また南牧に来たときは、よっていってください。
その夜隊員は、東京柴又の自宅に早速電話を入れ、今日あった出来事の一部始終を報告した。もちろん自慢話のなかでもかなりランクが高いせいか、悟られまいとたいしたことではないような口調に徹してはいたが、その鼻の穴は大きく膨らんでいた。 子供じゃぁないんだから、まったく・・・。
数日後、正式な取材の申し込みを受け、最終回隊員家族の引越し当日までのあいだ計4回ほどだっただろうか、お付き合いさせていただいた。 引越し当日最後の取材の日は、家内も子供たちも取材を受け家内は、『玄関先で掃除をしている様子を撮りたいので。』というリクエストに『えぇ~。ほんとにやるんですかぁ~。』とかなんとか言いながらも、うれしそうに応じていた。それも取り直し3回をこなしながらである。
『おぬし、なかなかやるな!』 隊員は心の中でつぶやいていた。
過日にはなるが、3月の末日をもって隊員とその家族は群馬県南牧村という地に移転を完了させることになる。 母屋の改修はひとまず第一期工事完了というかたちで区切りをつけ、以降は家族の手を借りながら予定としては第五期工事までの予定を立てている。

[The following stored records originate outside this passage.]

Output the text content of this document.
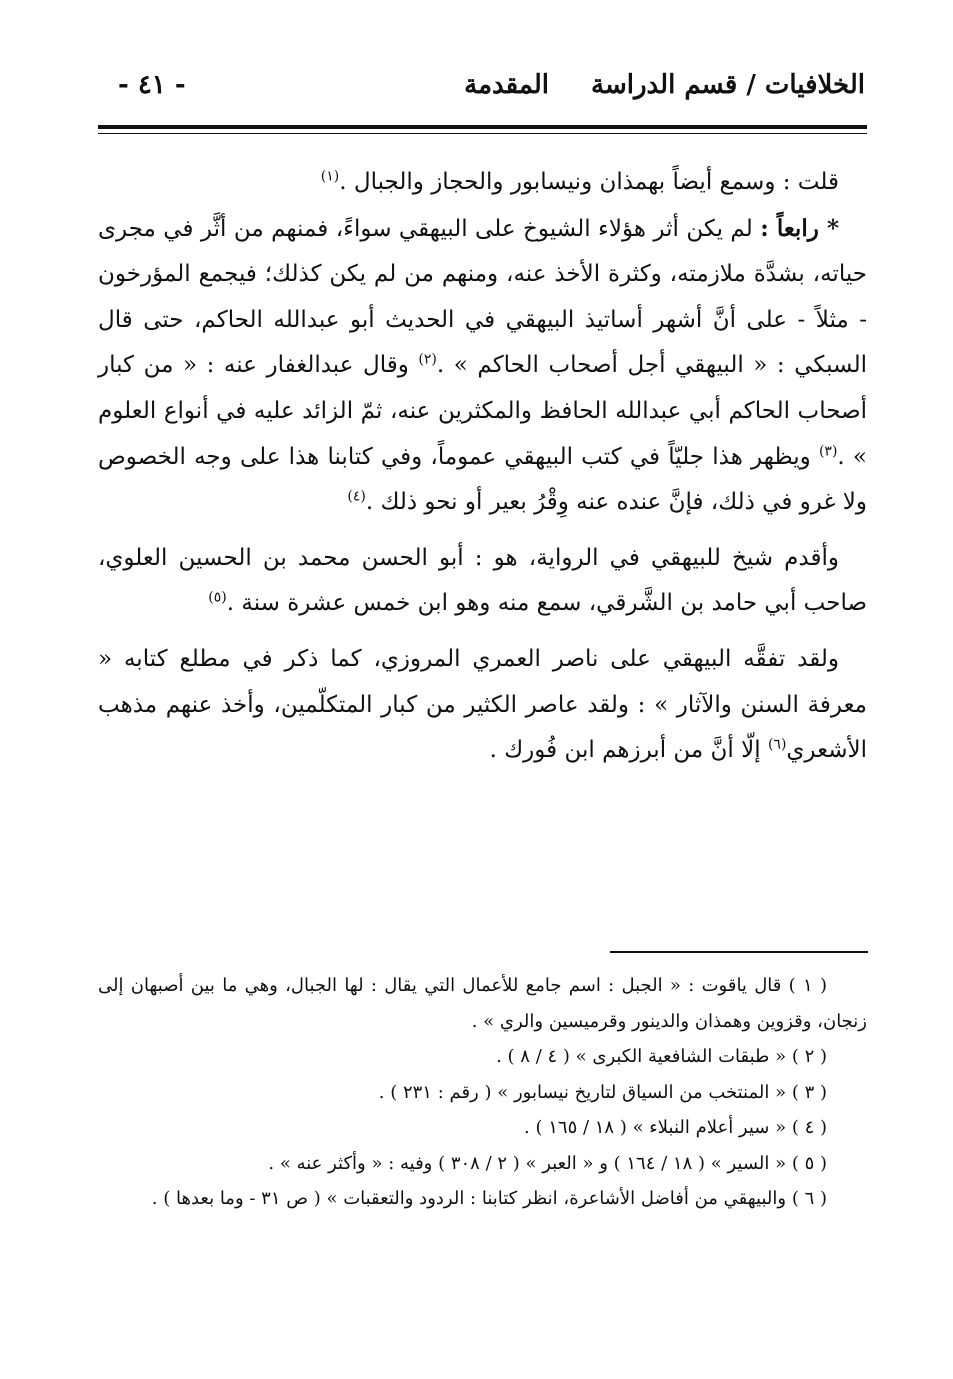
الخلافيات / قسم الدراسة
المقدمة
- ٤١ -

قلت : وسمع أيضاً بهمذان ونيسابور والحجاز والجبال .$^{(١)}$

* رابعاً : لم يكن أثر هؤلاء الشيوخ على البيهقي سواءً، فمنهم من أثَّر في مجرى حياته، بشدَّة ملازمته، وكثرة الأخذ عنه، ومنهم من لم يكن كذلك؛ فيجمع المؤرخون - مثلاً - على أنَّ أشهر أساتيذ البيهقي في الحديث أبو عبدالله الحاكم، حتى قال السبكي : « البيهقي أجل أصحاب الحاكم » .$^{(٢)}$ وقال عبدالغفار عنه : « من كبار أصحاب الحاكم أبي عبدالله الحافظ والمكثرين عنه، ثمّ الزائد عليه في أنواع العلوم » .$^{(٣)}$ ويظهر هذا جليّاً في كتب البيهقي عموماً، وفي كتابنا هذا على وجه الخصوص ولا غرو في ذلك، فإنَّ عنده عنه وِقْرُ بعير أو نحو ذلك .$^{(٤)}$

وأقدم شيخ للبيهقي في الرواية، هو : أبو الحسن محمد بن الحسين العلوي، صاحب أبي حامد بن الشَّرقي، سمع منه وهو ابن خمس عشرة سنة .$^{(٥)}$

ولقد تفقَّه البيهقي على ناصر العمري المروزي، كما ذكر في مطلع كتابه « معرفة السنن والآثار » : ولقد عاصر الكثير من كبار المتكلّمين، وأخذ عنهم مذهب الأشعري$^{(٦)}$ إلّا أنَّ من أبرزهم ابن فُورك .

( ١ ) قال ياقوت : « الجبل : اسم جامع للأعمال التي يقال : لها الجبال، وهي ما بين أصبهان إلى زنجان، وقزوين وهمذان والدينور وقرميسين والري » .

( ٢ ) « طبقات الشافعية الكبرى » ( ٤ / ٨ ) .

( ٣ ) « المنتخب من السياق لتاريخ نيسابور » ( رقم : ٢٣١ ) .

( ٤ ) « سير أعلام النبلاء » ( ١٨ / ١٦٥ ) .

( ٥ ) « السير » ( ١٨ / ١٦٤ ) و « العبر » ( ٢ / ٣٠٨ ) وفيه : « وأكثر عنه » .

( ٦ ) والبيهقي من أفاضل الأشاعرة، انظر كتابنا : الردود والتعقبات » ( ص ٣١ - وما بعدها ) .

工期の日程は期限無しとさせて頂き、数年越しとなることは必至の状況。
これから始まる新天地での生活と、苦難の連続を想像しながら『南牧村移転計画雑記』を終了することになる。 若干一名の隊員には一言『ご苦労さん!』と、声を掛けてやってほしいものだ。また南牧村での出来事など、気がむいたときにでもレポートを入れてゆきたいと思っておりますので、よろしければ覗いてみてください。それでは、又。